On homomorphisms and generically $τ$-regular components for skewed-gentle algebras
Christof Geiß
TL;DR
The paper develops a comprehensive combinatorial framework for skewed-gentle algebras over fields with $\operatorname{char}(K)\neq 2$, enabling explicit descriptions of indecomposable modules and Hom-spaces through admissible words. By introducing polarized quivers, h-lines, fringing, and kisses, it yields practical formulas for the $E$-invariant and $g$-vectors, and accommodates band-modules. It then applies these tools to classify indecomposable generically $\tau$-regular irreducible components of representation varieties via tagged admissible words, connecting local combinatorics to global geometric structure. Overall, the work provides a detailed, computable bridge from word combinatorics to module theory and geometric components, with implications for cluster-like phenomena in skewed-gentle settings.
Abstract
Let $K$ be an algebraically closed field with $\operatorname{char}(K)\neq 2$, and $A$ a skewed-gentle $K$-algebra. In this case, Crawley-Boevey's description of the indecomposable $A$-modules becomes particularly easy.

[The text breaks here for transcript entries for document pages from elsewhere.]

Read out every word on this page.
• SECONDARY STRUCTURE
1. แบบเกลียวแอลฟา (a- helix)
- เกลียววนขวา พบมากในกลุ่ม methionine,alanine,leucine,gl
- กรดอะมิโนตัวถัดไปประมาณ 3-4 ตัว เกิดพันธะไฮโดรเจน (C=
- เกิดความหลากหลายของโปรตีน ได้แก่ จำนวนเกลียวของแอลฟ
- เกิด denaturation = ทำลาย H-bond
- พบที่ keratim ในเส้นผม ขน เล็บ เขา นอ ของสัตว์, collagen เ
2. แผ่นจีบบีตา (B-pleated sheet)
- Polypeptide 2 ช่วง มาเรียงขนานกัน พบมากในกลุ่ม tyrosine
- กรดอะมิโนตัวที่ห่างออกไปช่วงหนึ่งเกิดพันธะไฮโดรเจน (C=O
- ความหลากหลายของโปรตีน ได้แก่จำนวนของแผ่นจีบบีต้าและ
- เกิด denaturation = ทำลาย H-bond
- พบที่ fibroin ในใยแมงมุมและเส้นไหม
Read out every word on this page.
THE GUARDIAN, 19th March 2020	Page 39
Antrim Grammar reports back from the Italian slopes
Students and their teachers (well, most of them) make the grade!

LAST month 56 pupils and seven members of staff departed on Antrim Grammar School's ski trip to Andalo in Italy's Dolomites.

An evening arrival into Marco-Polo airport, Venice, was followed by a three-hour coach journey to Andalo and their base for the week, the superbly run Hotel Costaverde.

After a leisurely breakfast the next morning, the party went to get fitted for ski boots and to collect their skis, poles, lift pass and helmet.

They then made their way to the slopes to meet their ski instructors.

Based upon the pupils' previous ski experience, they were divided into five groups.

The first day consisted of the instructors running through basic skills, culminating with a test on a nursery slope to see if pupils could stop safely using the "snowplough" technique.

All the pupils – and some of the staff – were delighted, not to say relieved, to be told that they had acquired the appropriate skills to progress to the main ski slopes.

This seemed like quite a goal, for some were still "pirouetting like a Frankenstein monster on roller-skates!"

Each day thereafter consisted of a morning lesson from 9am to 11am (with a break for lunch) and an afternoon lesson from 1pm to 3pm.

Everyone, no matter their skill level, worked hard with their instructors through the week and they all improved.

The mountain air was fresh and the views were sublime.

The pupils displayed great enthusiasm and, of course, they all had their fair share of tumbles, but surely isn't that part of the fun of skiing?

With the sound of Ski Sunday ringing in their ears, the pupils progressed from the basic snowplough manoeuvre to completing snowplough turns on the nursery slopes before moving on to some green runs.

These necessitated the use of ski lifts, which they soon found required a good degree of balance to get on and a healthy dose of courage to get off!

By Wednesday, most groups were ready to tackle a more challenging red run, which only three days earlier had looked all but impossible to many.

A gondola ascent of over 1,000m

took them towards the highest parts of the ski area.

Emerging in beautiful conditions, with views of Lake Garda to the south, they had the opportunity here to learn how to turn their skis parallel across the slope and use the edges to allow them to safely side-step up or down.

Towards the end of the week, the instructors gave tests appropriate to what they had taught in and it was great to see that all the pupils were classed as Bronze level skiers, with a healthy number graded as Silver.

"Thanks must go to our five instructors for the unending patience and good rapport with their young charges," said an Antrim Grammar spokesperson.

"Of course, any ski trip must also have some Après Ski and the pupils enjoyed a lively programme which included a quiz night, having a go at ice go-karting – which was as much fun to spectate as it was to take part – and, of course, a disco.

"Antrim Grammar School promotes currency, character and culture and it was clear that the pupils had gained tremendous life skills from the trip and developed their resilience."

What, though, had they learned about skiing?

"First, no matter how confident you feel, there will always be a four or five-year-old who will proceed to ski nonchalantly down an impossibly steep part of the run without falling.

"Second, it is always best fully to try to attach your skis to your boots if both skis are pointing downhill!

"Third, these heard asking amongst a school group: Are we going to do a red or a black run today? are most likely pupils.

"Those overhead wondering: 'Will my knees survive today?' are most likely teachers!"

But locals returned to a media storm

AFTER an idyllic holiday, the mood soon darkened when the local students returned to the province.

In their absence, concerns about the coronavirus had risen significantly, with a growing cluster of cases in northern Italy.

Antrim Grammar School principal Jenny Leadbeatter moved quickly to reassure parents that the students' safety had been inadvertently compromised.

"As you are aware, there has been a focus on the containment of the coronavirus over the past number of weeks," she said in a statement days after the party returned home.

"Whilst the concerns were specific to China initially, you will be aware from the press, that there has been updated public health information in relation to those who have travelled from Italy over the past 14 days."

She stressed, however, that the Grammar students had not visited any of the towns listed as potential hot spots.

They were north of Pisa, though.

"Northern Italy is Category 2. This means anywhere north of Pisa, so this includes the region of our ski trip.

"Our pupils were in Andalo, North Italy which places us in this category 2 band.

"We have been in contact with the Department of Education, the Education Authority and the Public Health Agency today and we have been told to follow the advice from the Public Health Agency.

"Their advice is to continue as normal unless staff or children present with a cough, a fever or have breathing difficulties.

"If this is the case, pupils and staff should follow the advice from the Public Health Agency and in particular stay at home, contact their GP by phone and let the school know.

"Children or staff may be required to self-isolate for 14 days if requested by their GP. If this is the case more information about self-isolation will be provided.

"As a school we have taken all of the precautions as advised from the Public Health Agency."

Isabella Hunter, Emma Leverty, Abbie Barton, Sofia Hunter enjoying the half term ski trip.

This allows us to provide an explicit basis for the homomorphisms between any two indecomposable representations in terms of the corresponding admissible words in the sense of Qiu and Zhou. Previously (Geiss, 1999), such a basis was only available when no asymmetric band modules were involved. We also extend a relaxed version of fringing and kisses from Brüstle et al. (2020) to the setting of skewed-gentle algebras. With this at hand, we obtain convenient formulae for the E-invariant and g-vector for indecomposable $A$-modules, similar to the known expressions for gentle algebras. Note however, that we allow in our context also band-modules. As an application, we describe the indecomposable, generically $τ$-regular irreducible components of the representation varieties of $A$ as well as the generic values of the E-invariant between them in terms of tagged admissible words.